CÓMO HERNANDO CORTÉS SALIÓ DE MÉJICO PARA IR CAMINO DE LAS HIGUERAS EN BUSCA DE CRISTÓBAL DE OLÍ Y DE FRANCISCO DE LAS CASAS Y DE LOS DEMAS CAPITANES Y SOLDADOS; DÁSE CUENTA DE LOS CABALLEROS Y CAPITANES QUE SACÓ DE MÉJICO PARA IR EN SU COMPAÑÍA, Y DEL GRANDE APARATO Y SERVICIO QUE LLEVÓ HASTA LLEGAR Á LA VILLA DE GUACACUALCO, Y DE OTRAS COSAS QUE ENTÓNCES PASARON.
Como el capitan Hernando Cortés habia pocos meses que habia enviado al Francisco de las Casas contra el Cristóbal de Olí, como dicho tengo en capítulo pasado, parecióle que por ventura no habria buen suceso la armada que habia enviado, y tambien porque le decian que aquella tierra era rica de minas de oro, y á esta causa estaba muy codicioso, ansí por las minas, como pensativo en los contrastes que podrian acaecer á la armada, poniéndosele por delante las desdichas que en tales jornadas la mala fortuna suele acarrear; y como de su condicion era de gran corazon, habíase arrepentido por haber enviado al Francisco de las Casas, sino haber ido él en persona, y no porque no conocia muy bien que el que envió era varon para cualquiera cosa de afrenta.

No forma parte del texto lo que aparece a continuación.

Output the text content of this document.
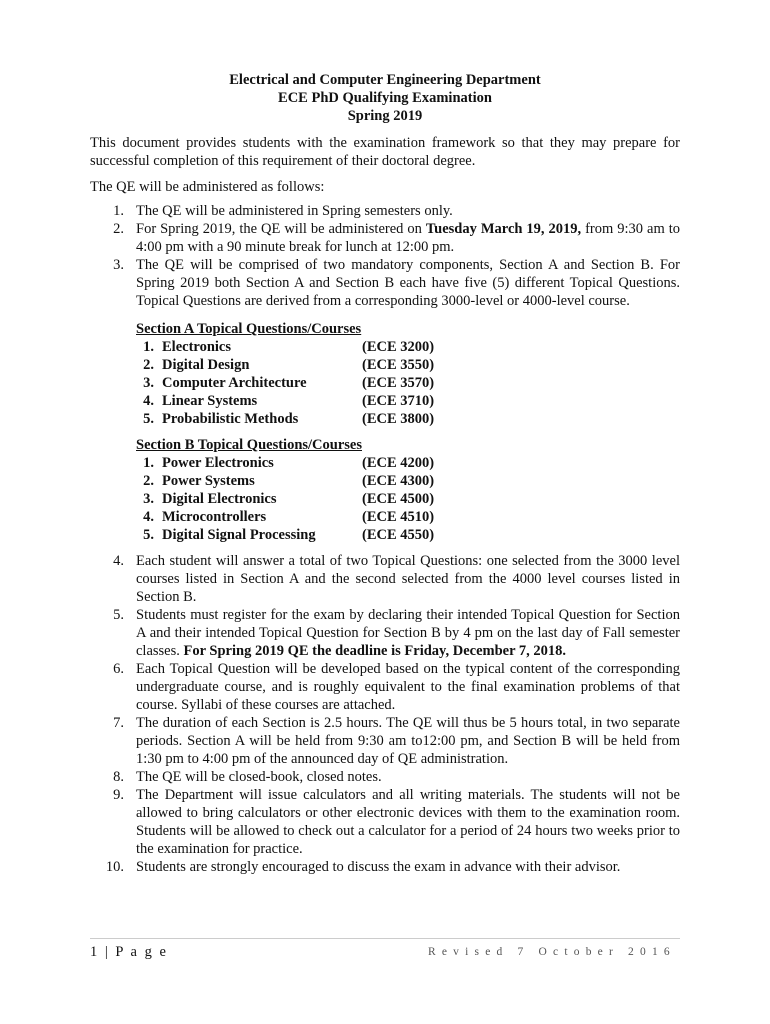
Electrical and Computer Engineering Department
ECE PhD Qualifying Examination
Spring 2019
This document provides students with the examination framework so that they may prepare for successful completion of this requirement of their doctoral degree.
The QE will be administered as follows:
1. The QE will be administered in Spring semesters only.
2. For Spring 2019, the QE will be administered on Tuesday March 19, 2019, from 9:30 am to 4:00 pm with a 90 minute break for lunch at 12:00 pm.
3. The QE will be comprised of two mandatory components, Section A and Section B. For Spring 2019 both Section A and Section B each have five (5) different Topical Questions. Topical Questions are derived from a corresponding 3000-level or 4000-level course.
Section A Topical Questions/Courses
1. Electronics	(ECE 3200)
2. Digital Design	(ECE 3550)
3. Computer Architecture	(ECE 3570)
4. Linear Systems	(ECE 3710)
5. Probabilistic Methods	(ECE 3800)
Section B Topical Questions/Courses
1. Power Electronics	(ECE 4200)
2. Power Systems	(ECE 4300)
3. Digital Electronics	(ECE 4500)
4. Microcontrollers	(ECE 4510)
5. Digital Signal Processing	(ECE 4550)
4. Each student will answer a total of two Topical Questions: one selected from the 3000 level courses listed in Section A and the second selected from the 4000 level courses listed in Section B.
5. Students must register for the exam by declaring their intended Topical Question for Section A and their intended Topical Question for Section B by 4 pm on the last day of Fall semester classes. For Spring 2019 QE the deadline is Friday, December 7, 2018.
6. Each Topical Question will be developed based on the typical content of the corresponding undergraduate course, and is roughly equivalent to the final examination problems of that course. Syllabi of these courses are attached.
7. The duration of each Section is 2.5 hours. The QE will thus be 5 hours total, in two separate periods. Section A will be held from 9:30 am to12:00 pm, and Section B will be held from 1:30 pm to 4:00 pm of the announced day of QE administration.
8. The QE will be closed-book, closed notes.
9. The Department will issue calculators and all writing materials. The students will not be allowed to bring calculators or other electronic devices with them to the examination room. Students will be allowed to check out a calculator for a period of 24 hours two weeks prior to the examination for practice.
10. Students are strongly encouraged to discuss the exam in advance with their advisor.
1 | P a g e	Revised 7 October 2016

Y estando en estos pensamientos, acordó de ir, y dejó en Méjico buen recaudo de artillería, ansí en las fortalezas como en las atarazanas, y dejó por gobernadores en su lugar como tenientes al tesorero Alonso de Estrada y al contador Albornoz, y si supiera de las cartas que al contador Albornoz hubo escrito á Castilla á su majestad diciendo mucho mal dél, no le dejara tal poder, y aun no sé yo cómo le aviniera por ello.